Per i contestatori dell’infezione indotta il problema non risiede nell’utilizzo di esseri umani in qualità di cavie, passaggio peraltro indispensabile affinché una qualsivoglia sperimentazione di un qualsiasi farmaco possa concludersi, bensì nella volontà di inoculare qualcosa di dichiaratamente nocivo (e dagli oscuri strascichi) nel corpo di alcuni individui per abbreviare i tempi di una risposta che, presto o tardi, sarà comunque a disposizione della comunità scientifica.

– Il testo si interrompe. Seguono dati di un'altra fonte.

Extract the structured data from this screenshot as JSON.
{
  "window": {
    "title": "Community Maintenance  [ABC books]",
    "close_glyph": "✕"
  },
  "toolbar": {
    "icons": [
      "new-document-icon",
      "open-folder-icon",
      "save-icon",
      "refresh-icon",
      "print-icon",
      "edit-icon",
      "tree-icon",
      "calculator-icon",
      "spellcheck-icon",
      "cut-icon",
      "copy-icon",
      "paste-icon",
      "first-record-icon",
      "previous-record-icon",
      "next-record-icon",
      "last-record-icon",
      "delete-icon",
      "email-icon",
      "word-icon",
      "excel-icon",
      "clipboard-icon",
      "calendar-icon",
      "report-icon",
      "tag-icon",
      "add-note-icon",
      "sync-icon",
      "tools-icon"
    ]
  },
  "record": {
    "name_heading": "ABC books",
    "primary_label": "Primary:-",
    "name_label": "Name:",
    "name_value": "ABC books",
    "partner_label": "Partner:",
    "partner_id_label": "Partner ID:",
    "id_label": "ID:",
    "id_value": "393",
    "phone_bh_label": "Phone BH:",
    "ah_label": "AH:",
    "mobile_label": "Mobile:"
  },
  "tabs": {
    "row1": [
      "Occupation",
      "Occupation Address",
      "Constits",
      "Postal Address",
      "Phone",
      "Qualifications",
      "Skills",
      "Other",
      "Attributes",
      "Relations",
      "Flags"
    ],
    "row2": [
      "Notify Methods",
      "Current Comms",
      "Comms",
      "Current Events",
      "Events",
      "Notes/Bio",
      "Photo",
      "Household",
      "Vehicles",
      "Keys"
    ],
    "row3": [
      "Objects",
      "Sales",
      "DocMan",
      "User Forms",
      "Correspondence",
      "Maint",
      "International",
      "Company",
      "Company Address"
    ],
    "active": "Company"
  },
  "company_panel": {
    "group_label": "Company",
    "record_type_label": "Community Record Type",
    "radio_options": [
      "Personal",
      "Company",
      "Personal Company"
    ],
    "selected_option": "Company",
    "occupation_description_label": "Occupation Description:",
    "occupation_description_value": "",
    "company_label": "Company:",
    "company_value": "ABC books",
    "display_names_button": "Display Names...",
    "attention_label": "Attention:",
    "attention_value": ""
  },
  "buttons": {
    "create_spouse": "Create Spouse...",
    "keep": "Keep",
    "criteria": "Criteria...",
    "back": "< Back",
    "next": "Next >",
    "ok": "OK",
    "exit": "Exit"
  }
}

Cavie e caviale, la filantropia coatta dei disperati

Il succo è che non tutte le cavie sono uguali. Per le cavie umane qualche paletto etico in più andrebbe contemplato, dicono gli oppositori dell’infezione indotta. Ci sono dei limiti che non andrebbero oltrepassati. Almeno quando non si tratta di cavie umane prelevate dalle riserve naturali di cavie, ossia le bidonville del terzo mondo. Luoghi in cui le case farmaceutiche, grazie anche alla connivenza delle leggi e dei politici locali, ingrassano i propri bilanci, riducendo i costi di sperimentazione. Con decine di migliaia di test clinici. Con decine di decessi di persone indigenti, disperate, in cerca dei rimborsi-indennizzi derivanti dall’essere cavie, smaniose di filantropia coatta, spesso inidonee, per ragioni di analfabetismo, alla sottoscrizione consapevole di un modulo sul consenso informato.

A Mumbai ne sanno qualcosa. Di recente, per sperimentare l’adozione dell’idrossiclorochina in funzione anti-Covid i giganti della farmaceutica hanno rovistato tra le baracche in cerca di volontari. L’ultima di una discreta, molto discreta, serie di sperimentazioni sopra le righe. In rarissimi casi documentate dal Washington Post o da altre testate giornalistiche avvezze al grande pubblico.

Curioso che di questo colonialismo farmaceutico si parli poco. Anche una buona parte della comunità scientifica sembra disinteressarsene. Forse perché non contaminata dagli ormoni del terzomondismo. Forse perché quando i riflettori su una sperimentazione sono spenti i comitati di bioetica non hanno la forza di accendere la luce. O forse perché, in fondo, anche per le teste migliori del pianeta è ormai, tutto sommato, accettabile che i giovani indiani (et similia) che vivono al di sotto della soglia di povertà rischino, per qualche spiccio, di compromettere la propria salute per salvare le chiappe, le divine chiappe, dei ricchi occidentali o dei ricchi tout court.

Cavie e caviale, il mercato funziona così.